American politician from Washington

Mark J. Harmsworth (born 1968 or 1969) is an American politician. A Republican, he served in the Washington House of Representatives from 2014 to 2019.

== Early life and education ==
Harmsworth is from England. He studied mathematics and computer science at City College Plymouth before relocating to the Seattle metropolitan area.

== Career ==
Harmsworth is a consultant with a background in the high-tech sector. He has worked for Amazon, Microsoft, Blueprint Technologies, LLC, Methodworks Consulting Inc., and others.

Harmsworth was elected to the Washington House of Representatives, succeeding Mike Hope, who resigned in summer 2014. He was local Republican leaders' first choice for appointment to Hope's seat in 2014, but Governor Jay Inslee appointed Doug Roulstone.

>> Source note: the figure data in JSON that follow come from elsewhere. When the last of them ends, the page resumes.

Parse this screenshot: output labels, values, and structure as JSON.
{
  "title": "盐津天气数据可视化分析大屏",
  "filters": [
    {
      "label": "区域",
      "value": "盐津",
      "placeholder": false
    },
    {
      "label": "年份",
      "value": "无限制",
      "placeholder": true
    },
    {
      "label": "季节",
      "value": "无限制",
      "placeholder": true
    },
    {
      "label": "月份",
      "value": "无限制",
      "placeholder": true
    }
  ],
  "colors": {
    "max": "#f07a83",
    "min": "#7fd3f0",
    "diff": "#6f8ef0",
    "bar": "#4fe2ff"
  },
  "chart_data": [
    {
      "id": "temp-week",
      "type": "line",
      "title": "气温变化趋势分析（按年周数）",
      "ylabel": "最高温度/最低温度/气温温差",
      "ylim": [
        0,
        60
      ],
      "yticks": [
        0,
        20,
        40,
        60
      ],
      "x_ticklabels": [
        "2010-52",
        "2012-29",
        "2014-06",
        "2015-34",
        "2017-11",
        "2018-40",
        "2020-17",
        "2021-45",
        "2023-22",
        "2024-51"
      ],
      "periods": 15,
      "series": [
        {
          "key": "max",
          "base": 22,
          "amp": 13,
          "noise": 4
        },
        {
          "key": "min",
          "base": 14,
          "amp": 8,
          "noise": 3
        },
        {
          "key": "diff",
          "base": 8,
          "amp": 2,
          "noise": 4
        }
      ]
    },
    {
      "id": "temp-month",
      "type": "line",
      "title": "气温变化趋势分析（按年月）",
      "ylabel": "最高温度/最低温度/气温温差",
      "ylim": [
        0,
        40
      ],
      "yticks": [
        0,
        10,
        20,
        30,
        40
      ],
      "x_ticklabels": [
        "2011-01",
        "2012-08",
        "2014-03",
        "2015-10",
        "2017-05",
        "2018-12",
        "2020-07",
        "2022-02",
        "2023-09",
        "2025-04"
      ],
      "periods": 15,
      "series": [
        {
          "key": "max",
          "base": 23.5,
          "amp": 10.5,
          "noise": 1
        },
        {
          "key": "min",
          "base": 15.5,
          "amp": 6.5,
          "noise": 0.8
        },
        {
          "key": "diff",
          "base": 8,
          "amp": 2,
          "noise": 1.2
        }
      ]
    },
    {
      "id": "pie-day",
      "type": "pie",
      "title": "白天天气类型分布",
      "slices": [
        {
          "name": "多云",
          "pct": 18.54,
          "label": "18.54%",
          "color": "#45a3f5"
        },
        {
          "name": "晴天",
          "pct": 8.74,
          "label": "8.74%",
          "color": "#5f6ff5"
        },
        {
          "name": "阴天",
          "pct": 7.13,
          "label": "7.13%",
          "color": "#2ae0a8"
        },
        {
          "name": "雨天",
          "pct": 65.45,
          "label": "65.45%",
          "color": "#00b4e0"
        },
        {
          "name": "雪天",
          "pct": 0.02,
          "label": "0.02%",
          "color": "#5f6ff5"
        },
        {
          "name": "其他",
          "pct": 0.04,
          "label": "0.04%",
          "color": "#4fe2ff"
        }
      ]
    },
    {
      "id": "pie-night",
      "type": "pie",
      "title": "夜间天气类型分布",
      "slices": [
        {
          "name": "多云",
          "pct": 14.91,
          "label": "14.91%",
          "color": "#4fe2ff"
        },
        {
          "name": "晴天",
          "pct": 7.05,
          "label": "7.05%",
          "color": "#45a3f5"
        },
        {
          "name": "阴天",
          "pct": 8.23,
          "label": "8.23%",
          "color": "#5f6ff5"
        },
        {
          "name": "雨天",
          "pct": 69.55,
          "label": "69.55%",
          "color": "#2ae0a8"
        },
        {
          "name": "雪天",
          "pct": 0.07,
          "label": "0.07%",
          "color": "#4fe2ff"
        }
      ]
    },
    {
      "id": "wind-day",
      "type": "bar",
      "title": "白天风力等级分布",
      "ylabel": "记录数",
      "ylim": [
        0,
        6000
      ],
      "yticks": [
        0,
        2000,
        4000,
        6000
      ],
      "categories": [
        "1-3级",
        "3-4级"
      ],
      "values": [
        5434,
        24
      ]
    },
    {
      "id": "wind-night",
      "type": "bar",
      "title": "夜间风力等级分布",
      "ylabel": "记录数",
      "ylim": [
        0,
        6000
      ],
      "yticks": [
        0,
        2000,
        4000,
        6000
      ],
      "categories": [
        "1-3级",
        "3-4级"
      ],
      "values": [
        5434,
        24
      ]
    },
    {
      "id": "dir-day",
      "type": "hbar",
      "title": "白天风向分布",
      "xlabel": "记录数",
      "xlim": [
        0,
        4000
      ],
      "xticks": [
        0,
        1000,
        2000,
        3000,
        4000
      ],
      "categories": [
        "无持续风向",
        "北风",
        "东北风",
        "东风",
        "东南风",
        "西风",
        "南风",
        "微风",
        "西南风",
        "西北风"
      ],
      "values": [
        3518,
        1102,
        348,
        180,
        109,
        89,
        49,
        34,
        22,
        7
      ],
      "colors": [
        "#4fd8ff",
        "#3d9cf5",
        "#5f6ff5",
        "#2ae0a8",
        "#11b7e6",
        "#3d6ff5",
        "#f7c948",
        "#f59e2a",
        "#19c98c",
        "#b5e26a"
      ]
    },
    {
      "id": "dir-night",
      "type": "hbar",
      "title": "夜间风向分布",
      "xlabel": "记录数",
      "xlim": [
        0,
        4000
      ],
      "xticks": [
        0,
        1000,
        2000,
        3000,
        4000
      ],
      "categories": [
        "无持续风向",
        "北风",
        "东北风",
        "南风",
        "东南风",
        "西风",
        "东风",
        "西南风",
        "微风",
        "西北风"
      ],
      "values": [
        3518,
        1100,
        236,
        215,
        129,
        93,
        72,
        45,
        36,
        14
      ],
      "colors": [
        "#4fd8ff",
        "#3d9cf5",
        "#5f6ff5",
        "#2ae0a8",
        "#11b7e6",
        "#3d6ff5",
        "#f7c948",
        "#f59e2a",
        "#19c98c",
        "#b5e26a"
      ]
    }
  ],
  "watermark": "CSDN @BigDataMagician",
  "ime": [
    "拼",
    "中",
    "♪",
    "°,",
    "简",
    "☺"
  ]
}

He has been a staunch opponent of tolling in Washington State opposing the I-405 tolls and proposed US2 trestle tolls.

Harmsworth has proposed car tab reductions and accountability to Sound Transit by directly electing the board members.

Harmsworth previously served as a city councilor in Mill Creek, Washington. He was first elected in 2007 and resigned effective December 31, 2014, after being sworn in as a state legislator. Harmsworth served as mayor pro-tem from January 2014 until he resigned from the Mill Creek City Council.

== Personal life ==
Harmsworth resides in Mill Creek, Washington.